The conference would not have been possible without the support of the Institute for Social Science Research and I would like to thank the director, Howard Freeman, for making available funds for research on residential mobility and migration. I would also like to thank the Department of Geography at U.C.L.A., especially Noel Diaz for cartographic services in preparing the manuscript.
Los Angeles, California William Clark
Part I MODELS OF SEARCH BEHAVIOR
DOI: 10.4324/9781003182085-1
The chapters in this book have been divided into two broad sections. The first of these sections focuses on models of search behavior. The second is concerned with the nature of information and its influence on search behavior. The chapters in the first part of the book are organized to review the general nature of search models, and particularly, their application to search in the housing market, to present a conceptual approach to housing search, and specific analytic models of the search for housing. The papers represent general conceptual and specific analytic models and empirical tests of the models. They are representative of the latest thinking on applied residential search models in geography and economics.

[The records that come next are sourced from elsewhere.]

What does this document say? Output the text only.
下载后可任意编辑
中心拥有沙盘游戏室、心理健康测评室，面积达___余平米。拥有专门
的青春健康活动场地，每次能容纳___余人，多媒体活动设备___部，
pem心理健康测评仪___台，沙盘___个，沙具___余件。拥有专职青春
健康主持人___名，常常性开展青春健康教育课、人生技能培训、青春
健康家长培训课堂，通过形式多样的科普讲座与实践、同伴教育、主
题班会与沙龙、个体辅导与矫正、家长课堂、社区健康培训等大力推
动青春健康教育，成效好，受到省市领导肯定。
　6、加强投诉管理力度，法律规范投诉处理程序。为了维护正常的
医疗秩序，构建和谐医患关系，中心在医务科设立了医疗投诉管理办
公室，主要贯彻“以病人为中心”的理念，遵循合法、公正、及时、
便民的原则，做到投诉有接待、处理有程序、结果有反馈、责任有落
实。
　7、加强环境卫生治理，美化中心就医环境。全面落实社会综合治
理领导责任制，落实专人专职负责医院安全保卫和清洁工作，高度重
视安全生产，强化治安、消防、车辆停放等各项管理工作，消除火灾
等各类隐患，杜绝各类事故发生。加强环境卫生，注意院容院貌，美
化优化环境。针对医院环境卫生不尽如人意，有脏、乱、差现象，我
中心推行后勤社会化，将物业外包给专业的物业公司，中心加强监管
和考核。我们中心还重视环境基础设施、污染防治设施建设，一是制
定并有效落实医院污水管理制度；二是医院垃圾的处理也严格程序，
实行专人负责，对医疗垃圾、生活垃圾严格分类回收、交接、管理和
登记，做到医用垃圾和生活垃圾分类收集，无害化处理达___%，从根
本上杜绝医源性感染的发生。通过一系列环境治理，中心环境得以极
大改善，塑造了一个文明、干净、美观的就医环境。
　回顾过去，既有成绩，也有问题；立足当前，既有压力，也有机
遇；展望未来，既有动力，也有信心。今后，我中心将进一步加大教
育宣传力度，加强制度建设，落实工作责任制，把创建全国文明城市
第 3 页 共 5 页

While the work by economists on job search stimulated the development of a variety of econometric models of search behavior, most of this work focused on stopping rule models and has had only limited application to search in the housing market. The economic research emphasized equilibrium analysis and the clearing conditions in the market. Recently, specific studies of housing market search have attempted to develop more realistic models of search behavior. The first chapter organizes previous analyses of housing market search into six categories, two of which are concerned with disequilibrium models of search, another focuses on stopping rule models, and the other three focus on the analysis of institutional constraints on search, the role of information, and specific studies of spatial search in the housing market. The chapter argues that much of the research has been cross-sectional and emphasized either utility maximizing approaches or institutional intervention. However, the most recent research is clearly focused on the central role of information in search behavior. As an overview the review sets up a basis for the more specific chapters which follow. Kevin McCarthy outlines a conceptual model of housing search and mobility, Gavin Wood and Duncan Maclennan discuss search adjustment in the local housing market of Glasgow, Frank Cronin analyses racial differences in the search for housing and Jim Huff models the spatial aspects of residential search.